You can back over cast iron with a truck. Try that with your $400 french copper pan!

All the noise on cast iron (and carbon steel) tends to obscure the fact that this is cheap, and basically indestructible.

For the most part the worst that can happen is needs a re-season.

Traditional copper cookware is copper straight across the exterior. Lined inside with a very thin layer of tin, because copper is so reactive.

My Revereware copper and stainless pans are basically a two ply deely with a thick puck of exposed copper on the bottom. Bonded smoothly to a thin stainless upper.

That copper bottom doesn’t really scratch unless you’re pretty much smacking it with steel. Scouring the carbon off with steel wool definitely leaves a scratched surface but, pretty much the same way it does on the stainless side.

Importantly. Those pans don’t work on induction. Neither do more traditional copper and stainless pans, which is why those two French manufacturers of copper cookware have seperate induction ready products.

Because they’re heavy, clunky, and prone to rust. Carbon steel, which functions pretty much the same, on the other hand is common as hell (and is much more common at home in Europe than cast iron).

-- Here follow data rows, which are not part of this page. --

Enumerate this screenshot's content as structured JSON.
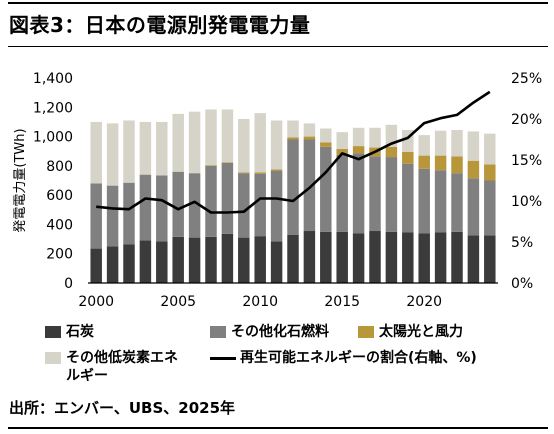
{
  "title": "図表3：日本の電源別発電電力量",
  "source": "出所：エンバー、UBS、2025年",
  "chart_data": {
    "type": "bar",
    "stacked": true,
    "ylabel": "発電電力量(TWh)",
    "ylim": [
      0,
      1400
    ],
    "y_ticks": [
      "0",
      "200",
      "400",
      "600",
      "800",
      "1,000",
      "1,200",
      "1,400"
    ],
    "y2lim": [
      0,
      25
    ],
    "y2_ticks": [
      "0%",
      "5%",
      "10%",
      "15%",
      "20%",
      "25%"
    ],
    "x_ticks": [
      "2000",
      "2005",
      "2010",
      "2015",
      "2020"
    ],
    "categories": [
      "2000",
      "2001",
      "2002",
      "2003",
      "2004",
      "2005",
      "2006",
      "2007",
      "2008",
      "2009",
      "2010",
      "2011",
      "2012",
      "2013",
      "2014",
      "2015",
      "2016",
      "2017",
      "2018",
      "2019",
      "2020",
      "2021",
      "2022",
      "2023",
      "2024"
    ],
    "series": [
      {
        "name": "石炭",
        "color": "#3b3b3b",
        "values": [
          235,
          250,
          265,
          290,
          285,
          315,
          310,
          315,
          335,
          310,
          320,
          285,
          330,
          355,
          350,
          350,
          340,
          355,
          350,
          345,
          340,
          345,
          350,
          325,
          325
        ]
      },
      {
        "name": "その他化石燃料",
        "color": "#808080",
        "values": [
          445,
          415,
          420,
          450,
          450,
          445,
          440,
          485,
          485,
          440,
          425,
          480,
          650,
          625,
          580,
          525,
          545,
          510,
          510,
          470,
          440,
          425,
          400,
          390,
          375
        ]
      },
      {
        "name": "太陽光と風力",
        "color": "#b8963a",
        "values": [
          0,
          0,
          0,
          0,
          0,
          0,
          0,
          5,
          5,
          5,
          10,
          10,
          15,
          20,
          30,
          40,
          50,
          60,
          70,
          80,
          90,
          100,
          115,
          120,
          110
        ]
      },
      {
        "name": "その他低炭素エネルギー",
        "color": "#d6d3c8",
        "values": [
          420,
          425,
          425,
          360,
          365,
          395,
          420,
          380,
          360,
          365,
          405,
          335,
          115,
          90,
          95,
          115,
          125,
          135,
          150,
          150,
          140,
          170,
          180,
          200,
          210
        ]
      }
    ],
    "line": {
      "name": "再生可能エネルギーの割合(右軸、%)",
      "color": "#000000",
      "axis": "right",
      "values": [
        9.3,
        9.1,
        9.0,
        10.3,
        10.1,
        9.0,
        9.9,
        8.6,
        8.6,
        8.7,
        10.3,
        10.3,
        10.0,
        11.6,
        13.5,
        15.8,
        15.1,
        16.0,
        17.0,
        17.7,
        19.5,
        20.1,
        20.5,
        22.0,
        23.3
      ]
    },
    "legend": [
      {
        "label": "石炭",
        "kind": "box",
        "color": "#3b3b3b"
      },
      {
        "label": "その他化石燃料",
        "kind": "box",
        "color": "#808080"
      },
      {
        "label": "太陽光と風力",
        "kind": "box",
        "color": "#b8963a"
      },
      {
        "label": "その他低炭素エネルギー",
        "kind": "box",
        "color": "#d6d3c8"
      },
      {
        "label": "再生可能エネルギーの割合(右軸、%)",
        "kind": "line",
        "color": "#000000"
      }
    ]
  }
}
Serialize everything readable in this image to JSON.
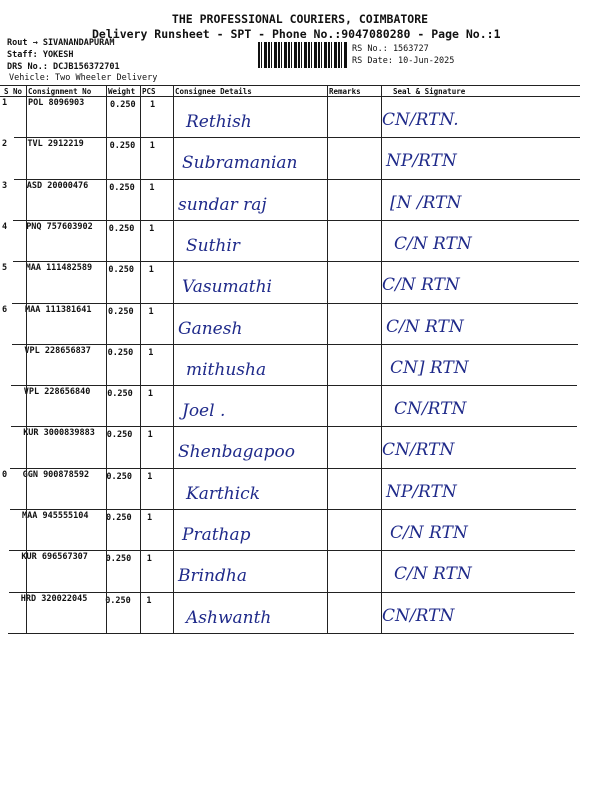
{
  "header": {
    "title": "THE PROFESSIONAL COURIERS, COIMBATORE",
    "subtitle": "Delivery Runsheet - SPT - Phone No.:9047080280 - Page No.:1",
    "route": "Rout → SIVANANDAPURAM",
    "staff": "Staff: YOKESH",
    "drs_no": "DRS No.: DCJB156372701",
    "vehicle": "Vehicle: Two Wheeler Delivery",
    "rs_no": "RS No.: 1563727",
    "rs_date": "RS Date: 10-Jun-2025"
  },
  "columns": [
    "S No",
    "Consignment No",
    "Weight",
    "PCS",
    "Consignee Details",
    "Remarks",
    "Seal & Signature"
  ],
  "rows": [
    {
      "sno": "1",
      "consignment": "POL 8096903",
      "weight": "0.250",
      "pcs": "1",
      "consignee": "Rethish",
      "remarks": "",
      "signature": "CN/RTN."
    },
    {
      "sno": "2",
      "consignment": "TVL 2912219",
      "weight": "0.250",
      "pcs": "1",
      "consignee": "Subramanian",
      "remarks": "",
      "signature": "NP/RTN"
    },
    {
      "sno": "3",
      "consignment": "ASD 20000476",
      "weight": "0.250",
      "pcs": "1",
      "consignee": "sundar raj",
      "remarks": "",
      "signature": "[N /RTN"
    },
    {
      "sno": "4",
      "consignment": "PNQ 757603902",
      "weight": "0.250",
      "pcs": "1",
      "consignee": "Suthir",
      "remarks": "",
      "signature": "C/N RTN"
    },
    {
      "sno": "5",
      "consignment": "MAA 111482589",
      "weight": "0.250",
      "pcs": "1",
      "consignee": "Vasumathi",
      "remarks": "",
      "signature": "C/N RTN"
    },
    {
      "sno": "6",
      "consignment": "MAA 111381641",
      "weight": "0.250",
      "pcs": "1",
      "consignee": "Ganesh",
      "remarks": "",
      "signature": "C/N RTN"
    },
    {
      "sno": "",
      "consignment": "VPL 228656837",
      "weight": "0.250",
      "pcs": "1",
      "consignee": "mithusha",
      "remarks": "",
      "signature": "CN] RTN"
    },
    {
      "sno": "",
      "consignment": "VPL 228656840",
      "weight": "0.250",
      "pcs": "1",
      "consignee": "Joel .",
      "remarks": "",
      "signature": "CN/RTN"
    },
    {
      "sno": "",
      "consignment": "KUR 3000839883",
      "weight": "0.250",
      "pcs": "1",
      "consignee": "Shenbagapoo",
      "remarks": "",
      "signature": "CN/RTN"
    },
    {
      "sno": "0",
      "consignment": "GGN 900878592",
      "weight": "0.250",
      "pcs": "1",
      "consignee": "Karthick",
      "remarks": "",
      "signature": "NP/RTN"
    },
    {
      "sno": "",
      "consignment": "MAA 945555104",
      "weight": "0.250",
      "pcs": "1",
      "consignee": "Prathap",
      "remarks": "",
      "signature": "C/N RTN"
    },
    {
      "sno": "",
      "consignment": "KUR 696567307",
      "weight": "0.250",
      "pcs": "1",
      "consignee": "Brindha",
      "remarks": "",
      "signature": "C/N RTN"
    },
    {
      "sno": "",
      "consignment": "HRD 320022045",
      "weight": "0.250",
      "pcs": "1",
      "consignee": "Ashwanth",
      "remarks": "",
      "signature": "CN/RTN"
    }
  ]
}
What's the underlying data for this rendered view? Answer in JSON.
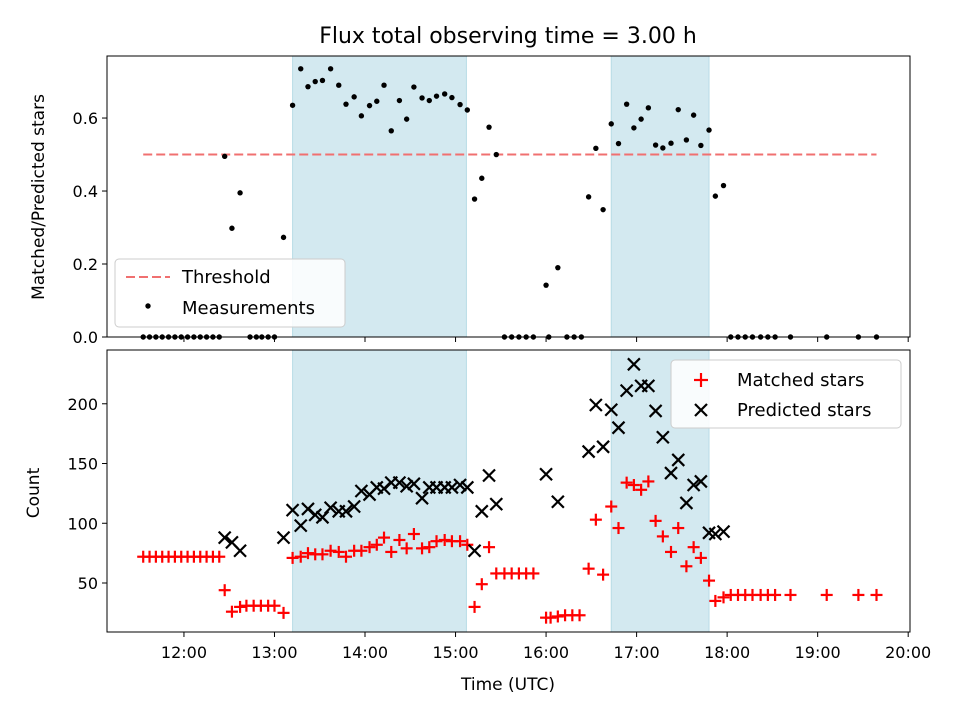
{
  "chart_data": [
    {
      "type": "scatter",
      "title": "Flux total observing time = 3.00 h",
      "xlabel": "",
      "ylabel": "Matched/Predicted stars",
      "ylim": [
        0,
        0.77
      ],
      "yticks": [
        0.0,
        0.2,
        0.4,
        0.6
      ],
      "ytick_labels": [
        "0.0",
        "0.2",
        "0.4",
        "0.6"
      ],
      "xlim_hours": [
        11.15,
        20.02
      ],
      "legend_position": "lower-left",
      "legend": [
        "Threshold",
        "Measurements"
      ],
      "colors": {
        "threshold": "#f07070",
        "measurements": "#000000",
        "shade": "#d3e9f0"
      },
      "threshold": {
        "value": 0.5,
        "x_range_hours": [
          11.55,
          19.65
        ]
      },
      "shaded_intervals_hours": [
        [
          13.2,
          15.12
        ],
        [
          16.72,
          17.8
        ]
      ],
      "measurements": [
        [
          11.55,
          0
        ],
        [
          11.62,
          0
        ],
        [
          11.69,
          0
        ],
        [
          11.76,
          0
        ],
        [
          11.83,
          0
        ],
        [
          11.9,
          0
        ],
        [
          11.97,
          0
        ],
        [
          12.04,
          0
        ],
        [
          12.11,
          0
        ],
        [
          12.18,
          0
        ],
        [
          12.25,
          0
        ],
        [
          12.32,
          0
        ],
        [
          12.39,
          0
        ],
        [
          12.45,
          0.495
        ],
        [
          12.53,
          0.298
        ],
        [
          12.62,
          0.395
        ],
        [
          12.73,
          0
        ],
        [
          12.8,
          0
        ],
        [
          12.86,
          0
        ],
        [
          12.93,
          0
        ],
        [
          13.0,
          0
        ],
        [
          13.1,
          0.273
        ],
        [
          13.2,
          0.635
        ],
        [
          13.29,
          0.735
        ],
        [
          13.37,
          0.686
        ],
        [
          13.45,
          0.7
        ],
        [
          13.53,
          0.703
        ],
        [
          13.62,
          0.735
        ],
        [
          13.71,
          0.69
        ],
        [
          13.79,
          0.638
        ],
        [
          13.88,
          0.658
        ],
        [
          13.96,
          0.606
        ],
        [
          14.05,
          0.634
        ],
        [
          14.13,
          0.646
        ],
        [
          14.21,
          0.69
        ],
        [
          14.29,
          0.565
        ],
        [
          14.38,
          0.648
        ],
        [
          14.46,
          0.597
        ],
        [
          14.54,
          0.685
        ],
        [
          14.63,
          0.655
        ],
        [
          14.71,
          0.648
        ],
        [
          14.79,
          0.66
        ],
        [
          14.88,
          0.666
        ],
        [
          14.96,
          0.656
        ],
        [
          15.05,
          0.637
        ],
        [
          15.13,
          0.622
        ],
        [
          15.21,
          0.378
        ],
        [
          15.29,
          0.435
        ],
        [
          15.37,
          0.575
        ],
        [
          15.45,
          0.5
        ],
        [
          15.54,
          0
        ],
        [
          15.62,
          0
        ],
        [
          15.7,
          0
        ],
        [
          15.78,
          0
        ],
        [
          15.86,
          0
        ],
        [
          16.0,
          0.142
        ],
        [
          16.03,
          0
        ],
        [
          16.13,
          0.19
        ],
        [
          16.23,
          0
        ],
        [
          16.31,
          0
        ],
        [
          16.39,
          0
        ],
        [
          16.47,
          0.384
        ],
        [
          16.55,
          0.517
        ],
        [
          16.63,
          0.349
        ],
        [
          16.72,
          0.584
        ],
        [
          16.8,
          0.53
        ],
        [
          16.89,
          0.638
        ],
        [
          16.97,
          0.573
        ],
        [
          17.05,
          0.597
        ],
        [
          17.13,
          0.628
        ],
        [
          17.21,
          0.526
        ],
        [
          17.29,
          0.518
        ],
        [
          17.38,
          0.531
        ],
        [
          17.46,
          0.623
        ],
        [
          17.55,
          0.54
        ],
        [
          17.63,
          0.608
        ],
        [
          17.71,
          0.525
        ],
        [
          17.8,
          0.567
        ],
        [
          17.87,
          0.386
        ],
        [
          17.96,
          0.415
        ],
        [
          18.04,
          0
        ],
        [
          18.12,
          0
        ],
        [
          18.2,
          0
        ],
        [
          18.28,
          0
        ],
        [
          18.37,
          0
        ],
        [
          18.45,
          0
        ],
        [
          18.53,
          0
        ],
        [
          18.7,
          0
        ],
        [
          19.1,
          0
        ],
        [
          19.45,
          0
        ],
        [
          19.65,
          0
        ]
      ]
    },
    {
      "type": "scatter",
      "title": "",
      "xlabel": "Time (UTC)",
      "ylabel": "Count",
      "ylim": [
        9,
        245
      ],
      "yticks": [
        50,
        100,
        150,
        200
      ],
      "ytick_labels": [
        "50",
        "100",
        "150",
        "200"
      ],
      "xlim_hours": [
        11.15,
        20.02
      ],
      "xticks_hours": [
        12,
        13,
        14,
        15,
        16,
        17,
        18,
        19,
        20
      ],
      "xtick_labels": [
        "12:00",
        "13:00",
        "14:00",
        "15:00",
        "16:00",
        "17:00",
        "18:00",
        "19:00",
        "20:00"
      ],
      "legend_position": "upper-right",
      "legend": [
        "Matched stars",
        "Predicted stars"
      ],
      "colors": {
        "matched": "#ff0000",
        "predicted": "#000000",
        "shade": "#d3e9f0"
      },
      "shaded_intervals_hours": [
        [
          13.2,
          15.12
        ],
        [
          16.72,
          17.8
        ]
      ],
      "matched_stars": [
        [
          11.55,
          72
        ],
        [
          11.62,
          72
        ],
        [
          11.69,
          72
        ],
        [
          11.76,
          72
        ],
        [
          11.83,
          72
        ],
        [
          11.9,
          72
        ],
        [
          11.97,
          72
        ],
        [
          12.04,
          72
        ],
        [
          12.11,
          72
        ],
        [
          12.18,
          72
        ],
        [
          12.25,
          72
        ],
        [
          12.32,
          72
        ],
        [
          12.39,
          72
        ],
        [
          12.45,
          44
        ],
        [
          12.53,
          26
        ],
        [
          12.62,
          30
        ],
        [
          12.69,
          31
        ],
        [
          12.77,
          31
        ],
        [
          12.85,
          31
        ],
        [
          12.93,
          31
        ],
        [
          13.0,
          31
        ],
        [
          13.1,
          25
        ],
        [
          13.2,
          71
        ],
        [
          13.29,
          72
        ],
        [
          13.37,
          75
        ],
        [
          13.45,
          74
        ],
        [
          13.53,
          74
        ],
        [
          13.62,
          77
        ],
        [
          13.71,
          76
        ],
        [
          13.79,
          72
        ],
        [
          13.88,
          77
        ],
        [
          13.96,
          77
        ],
        [
          14.05,
          80
        ],
        [
          14.13,
          82
        ],
        [
          14.21,
          88
        ],
        [
          14.29,
          76
        ],
        [
          14.38,
          86
        ],
        [
          14.46,
          79
        ],
        [
          14.54,
          91
        ],
        [
          14.63,
          79
        ],
        [
          14.71,
          80
        ],
        [
          14.79,
          85
        ],
        [
          14.88,
          86
        ],
        [
          14.96,
          85
        ],
        [
          15.05,
          85
        ],
        [
          15.13,
          82
        ],
        [
          15.21,
          30
        ],
        [
          15.29,
          49
        ],
        [
          15.37,
          80
        ],
        [
          15.45,
          58
        ],
        [
          15.54,
          58
        ],
        [
          15.62,
          58
        ],
        [
          15.7,
          58
        ],
        [
          15.78,
          58
        ],
        [
          15.86,
          58
        ],
        [
          16.0,
          21
        ],
        [
          16.05,
          21
        ],
        [
          16.13,
          22
        ],
        [
          16.21,
          23
        ],
        [
          16.29,
          23
        ],
        [
          16.37,
          23
        ],
        [
          16.47,
          62
        ],
        [
          16.55,
          103
        ],
        [
          16.63,
          57
        ],
        [
          16.72,
          114
        ],
        [
          16.8,
          96
        ],
        [
          16.89,
          134
        ],
        [
          16.97,
          132
        ],
        [
          17.05,
          128
        ],
        [
          17.13,
          135
        ],
        [
          17.21,
          102
        ],
        [
          17.29,
          89
        ],
        [
          17.38,
          76
        ],
        [
          17.46,
          96
        ],
        [
          17.55,
          64
        ],
        [
          17.63,
          80
        ],
        [
          17.71,
          71
        ],
        [
          17.8,
          52
        ],
        [
          17.87,
          35
        ],
        [
          17.96,
          38
        ],
        [
          18.04,
          40
        ],
        [
          18.12,
          40
        ],
        [
          18.2,
          40
        ],
        [
          18.28,
          40
        ],
        [
          18.37,
          40
        ],
        [
          18.45,
          40
        ],
        [
          18.53,
          40
        ],
        [
          18.7,
          40
        ],
        [
          19.1,
          40
        ],
        [
          19.45,
          40
        ],
        [
          19.65,
          40
        ]
      ],
      "predicted_stars": [
        [
          12.45,
          88
        ],
        [
          12.53,
          84
        ],
        [
          12.62,
          77
        ],
        [
          13.1,
          88
        ],
        [
          13.2,
          111
        ],
        [
          13.29,
          98
        ],
        [
          13.37,
          112
        ],
        [
          13.45,
          107
        ],
        [
          13.53,
          105
        ],
        [
          13.62,
          113
        ],
        [
          13.71,
          110
        ],
        [
          13.79,
          110
        ],
        [
          13.88,
          114
        ],
        [
          13.96,
          127
        ],
        [
          14.05,
          124
        ],
        [
          14.13,
          130
        ],
        [
          14.21,
          129
        ],
        [
          14.29,
          134
        ],
        [
          14.38,
          134
        ],
        [
          14.46,
          131
        ],
        [
          14.54,
          133
        ],
        [
          14.63,
          121
        ],
        [
          14.71,
          130
        ],
        [
          14.79,
          130
        ],
        [
          14.88,
          130
        ],
        [
          14.96,
          130
        ],
        [
          15.05,
          132
        ],
        [
          15.13,
          130
        ],
        [
          15.21,
          77
        ],
        [
          15.29,
          110
        ],
        [
          15.37,
          140
        ],
        [
          15.45,
          116
        ],
        [
          16.0,
          141
        ],
        [
          16.13,
          118
        ],
        [
          16.47,
          160
        ],
        [
          16.55,
          199
        ],
        [
          16.63,
          164
        ],
        [
          16.72,
          195
        ],
        [
          16.8,
          180
        ],
        [
          16.89,
          211
        ],
        [
          16.97,
          233
        ],
        [
          17.05,
          215
        ],
        [
          17.13,
          215
        ],
        [
          17.21,
          194
        ],
        [
          17.29,
          172
        ],
        [
          17.38,
          142
        ],
        [
          17.46,
          153
        ],
        [
          17.55,
          117
        ],
        [
          17.63,
          132
        ],
        [
          17.71,
          135
        ],
        [
          17.8,
          92
        ],
        [
          17.87,
          91
        ],
        [
          17.96,
          93
        ]
      ]
    }
  ]
}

Additionally many restaurant blacktops are cast iron, along with a lot of other equipment besides pans. Cast Iron fryers are still somewhat common in some areas of the US.

2 Likes

Amen to this. Plus it is super-easy to clean. And great for repelling intruders.

4 Likes

I don’t know, maybe the foil was too thin for eddy currents to form- sort of like how transformers are made of laminated pieces. It depends on the magnetic field: parallel (no eddy currents) or perpendicular (eddy currents form) to the foil.

Anyway, isn’t it the eddy currents that create the heat? As I recall, induction heating could work with any conductive material, but the hob would need to be reengineered and might be cost prohibitive.

But I stand corrected about the bottom of the pan, maybe the thickness of copper would cause problems that foil doesn’t.